En el momento actual, las librerías musicales siguen teniendo su nicho de mercado y sus seguidores, en dos am­plios ámbitos: el coleccionismo musical y el diggin’, y el medio digital. Desde estilos musicales que usan el sampleo como seña de identidad, como el hip hop o la electrónica, los vinilos de la era clásica de las librerías se han convertido en objetos de deseo para DJ y productores, siempre atentos a la caza de muestreos estimulantes para usar en sus composiciones; pero también se cotizan, a veces a precios excesivamente elevados, entre cazadores de tesoros sonoros en formato plástico. Pero la era Internet no ha acabado con las librerías, como podría pensarse a prio­ri, sino que las ha implementado y las ha he­cho crecer en oferta y diversidad sonora. Lejos del formato físico, las librerías del siglo xxi son una fuente casi inacabable de melodías musicales, con el mismo espíritu y funcionalidad que las clásicas, pero con la ventaja de su accesibilidad y disponibilidad casi inmediatas.

Las verdaderas razones que llevan a un productor audiovisual a usar música de librería son económicas y prácticas. Una canción puede tener repartidos sus derechos de uso y reproducción entre su autor, su intérprete, el sello discográfico y la distribuidora, con lo que conseguir hacerse con su licencia puede acabar convirtiéndose en una aventura legal de incierto resultado y costosa económicamente. En cambio, con la música de librería todo es mucho más fácil a efectos legales, de costes y, además, ya está creada con la intención de que sea usada en proyectos audiovisuales. Los discos de librería poseen todos los derechos de autor asociados a esta y pueden ser licenciadas sin que el compositor original tenga que dar el permiso para su uso, porque ya lo cedió en el momento de cobrar su trabajo para la librería en cuestión.

Pero vayamos a ejemplos flagrantes. En la famosa BBC, series míticas, como las comedias The Benny Hill Show y Monty Python’s Flying Circus, o la ciencia ficción de Doctor Who, se beneficiaron de estos recursos sonoros. Y, en el cine, títulos como la erótica Emmanuelle (1974), el terror zombi de Dawn of the dead (1978), de George A. Romero, o las artes mar­ciales made in Hong-Kong, como Return to the 36th Chamber (1980), deben parte de su éxito también a la música de librería. En momentos más recientes, series televisivas de animación como Bob Esponja o Ren & Stimpy también han utilizado este tipo de colchón musical.

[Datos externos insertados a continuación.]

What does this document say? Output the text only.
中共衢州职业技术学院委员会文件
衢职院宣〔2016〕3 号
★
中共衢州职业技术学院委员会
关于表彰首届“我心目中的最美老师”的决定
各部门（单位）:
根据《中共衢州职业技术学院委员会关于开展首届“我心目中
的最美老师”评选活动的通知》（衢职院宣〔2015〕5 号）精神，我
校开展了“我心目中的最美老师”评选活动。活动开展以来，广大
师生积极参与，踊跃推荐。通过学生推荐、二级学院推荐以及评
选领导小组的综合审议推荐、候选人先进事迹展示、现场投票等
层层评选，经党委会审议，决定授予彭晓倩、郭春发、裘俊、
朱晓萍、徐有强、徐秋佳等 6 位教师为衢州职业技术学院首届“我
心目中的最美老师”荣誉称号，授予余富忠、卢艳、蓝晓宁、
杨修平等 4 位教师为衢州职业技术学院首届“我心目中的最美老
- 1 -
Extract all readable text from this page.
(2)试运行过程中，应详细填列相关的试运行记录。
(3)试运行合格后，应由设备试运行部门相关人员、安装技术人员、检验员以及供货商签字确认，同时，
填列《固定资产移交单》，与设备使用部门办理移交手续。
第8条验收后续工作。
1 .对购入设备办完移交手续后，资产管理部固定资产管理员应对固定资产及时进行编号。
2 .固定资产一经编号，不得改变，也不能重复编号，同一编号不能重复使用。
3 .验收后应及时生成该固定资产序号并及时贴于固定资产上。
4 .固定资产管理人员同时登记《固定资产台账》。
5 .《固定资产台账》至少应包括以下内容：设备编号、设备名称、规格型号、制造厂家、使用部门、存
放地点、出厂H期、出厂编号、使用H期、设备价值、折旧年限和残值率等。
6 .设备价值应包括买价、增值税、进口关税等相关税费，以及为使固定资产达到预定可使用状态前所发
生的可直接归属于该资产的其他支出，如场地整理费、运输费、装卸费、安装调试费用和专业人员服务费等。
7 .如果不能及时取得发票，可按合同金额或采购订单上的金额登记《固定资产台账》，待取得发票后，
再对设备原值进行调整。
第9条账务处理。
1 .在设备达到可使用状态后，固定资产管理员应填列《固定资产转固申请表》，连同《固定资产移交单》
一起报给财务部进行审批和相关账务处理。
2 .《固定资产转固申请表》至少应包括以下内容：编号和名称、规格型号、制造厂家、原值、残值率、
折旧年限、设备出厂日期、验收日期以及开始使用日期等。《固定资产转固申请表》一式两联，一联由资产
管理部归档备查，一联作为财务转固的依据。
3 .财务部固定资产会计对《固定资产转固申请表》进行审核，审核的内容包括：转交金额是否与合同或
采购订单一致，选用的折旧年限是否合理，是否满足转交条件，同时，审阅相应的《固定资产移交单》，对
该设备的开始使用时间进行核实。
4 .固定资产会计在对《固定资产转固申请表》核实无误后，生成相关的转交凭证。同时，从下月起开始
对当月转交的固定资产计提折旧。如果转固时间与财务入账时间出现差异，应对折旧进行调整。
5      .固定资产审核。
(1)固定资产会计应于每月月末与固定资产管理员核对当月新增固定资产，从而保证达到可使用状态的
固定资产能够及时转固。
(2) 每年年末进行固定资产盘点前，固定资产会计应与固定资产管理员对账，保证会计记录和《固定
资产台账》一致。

Los diseños de las carpetas de los discos de librería han sido su distintivo corporativo, el icono visual que los ha diferenciado de otras grabaciones, o de la propia competencia: grafismos minimalistas y reiterativos, en los que simplemente cambiaba el número de la entrega. La sencilla, pero efectiva, carpeta verde oliva de las Series 1000 de KPM es el ejemplo más flagrante de este diseño gráfico serializado; o, también, las series naranja o azul de Conroy Eurobeat, con su tramado radial.

De entre los muchos músicos «de alquiler» que grabaron estos discos hubo de todo, desde anónimos destajistas de estudio hasta artistas célebres que, en ocasiones y bajo pseudónimos, usaban estas grabaciones como una válvula de escape creativo. Creadores como: Alan Parker —guitarra colaborador de Serge Gainsbourg o David Bowie—, Les Baxter —scores para Roger Corman—, Ron Geesin —colaborador de Pink Floyd—, Bruno Nicolai —scores para Alberto de Martino o Jess Franco—, Brian Bennett —batería de The Shadows—, Rino de Filippi, John Cameron o el inigualable Ennio Morricone han dejado su saber hacer en algunos de estos discos, convirtiéndolos en auténticas joyas de colec­cionista.